Question

The system of equations: \[ x + 2y + 2z = 5, \quad x + 2y + 3z = 6, \quad x + 2y + \lambda z = \mu \] has infinitely many solutions if:

• A. \( \lambda \ne 2 \)
• B. \( \lambda \ne 2, \mu \ne 5 \)
• C. \( \lambda = 2, \mu = 5 \)
• D. \( \mu \ne 5 \)

Hint:

For infinitely many solutions, the system must reduce to dependent equations—use substitution and compare reduced equations.

Answer 1

The Correct Option is C

Step 1: Subtract equation 1 from equation 2: \[ (x + 2y + 3z) - (x + 2y + 2z) = 6 - 5 \Rightarrow z = 1 \] Step 2: Substitute \( z = 1 \) into both equations.
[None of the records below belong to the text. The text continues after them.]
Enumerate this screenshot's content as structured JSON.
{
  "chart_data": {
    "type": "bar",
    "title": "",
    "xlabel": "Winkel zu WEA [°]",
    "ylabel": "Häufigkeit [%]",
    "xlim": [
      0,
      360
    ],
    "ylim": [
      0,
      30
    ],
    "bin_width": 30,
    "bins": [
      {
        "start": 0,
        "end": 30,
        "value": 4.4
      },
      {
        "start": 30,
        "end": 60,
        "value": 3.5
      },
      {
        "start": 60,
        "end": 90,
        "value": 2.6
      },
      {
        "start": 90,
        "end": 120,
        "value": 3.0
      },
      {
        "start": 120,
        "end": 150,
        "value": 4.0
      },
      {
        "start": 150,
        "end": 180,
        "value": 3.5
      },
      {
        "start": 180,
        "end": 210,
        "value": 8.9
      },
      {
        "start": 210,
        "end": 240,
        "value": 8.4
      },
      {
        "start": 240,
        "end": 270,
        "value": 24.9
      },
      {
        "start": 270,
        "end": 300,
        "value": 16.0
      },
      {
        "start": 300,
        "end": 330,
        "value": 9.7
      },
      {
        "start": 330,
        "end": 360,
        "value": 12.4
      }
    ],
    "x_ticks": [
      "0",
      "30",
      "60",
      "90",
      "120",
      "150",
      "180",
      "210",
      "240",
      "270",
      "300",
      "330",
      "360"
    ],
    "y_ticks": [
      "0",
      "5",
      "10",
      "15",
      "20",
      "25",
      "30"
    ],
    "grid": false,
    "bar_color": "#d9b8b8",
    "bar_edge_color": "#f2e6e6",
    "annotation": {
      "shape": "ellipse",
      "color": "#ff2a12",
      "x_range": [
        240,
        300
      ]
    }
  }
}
Substitute into equation 1: \[ x + 2y + 2 = 5 \Rightarrow x + 2y = 3 \quad \cdots (A) \] Substitute into equation 3: \[ x + 2y + \lambda(1) = \mu \Rightarrow x + 2y = \mu - \lambda \quad \cdots (B) \] For infinitely many solutions, equations (A) and (B) must be identical: \[ 3 = \mu - \lambda \Rightarrow \mu = \lambda + 3 \] Step 3: Use \( z = 1 \) from earlier. Substituting back into third equation gives: \[ \mu = \lambda + 3 \Rightarrow {Pick } \lambda = 2 \Rightarrow \mu = 5 \]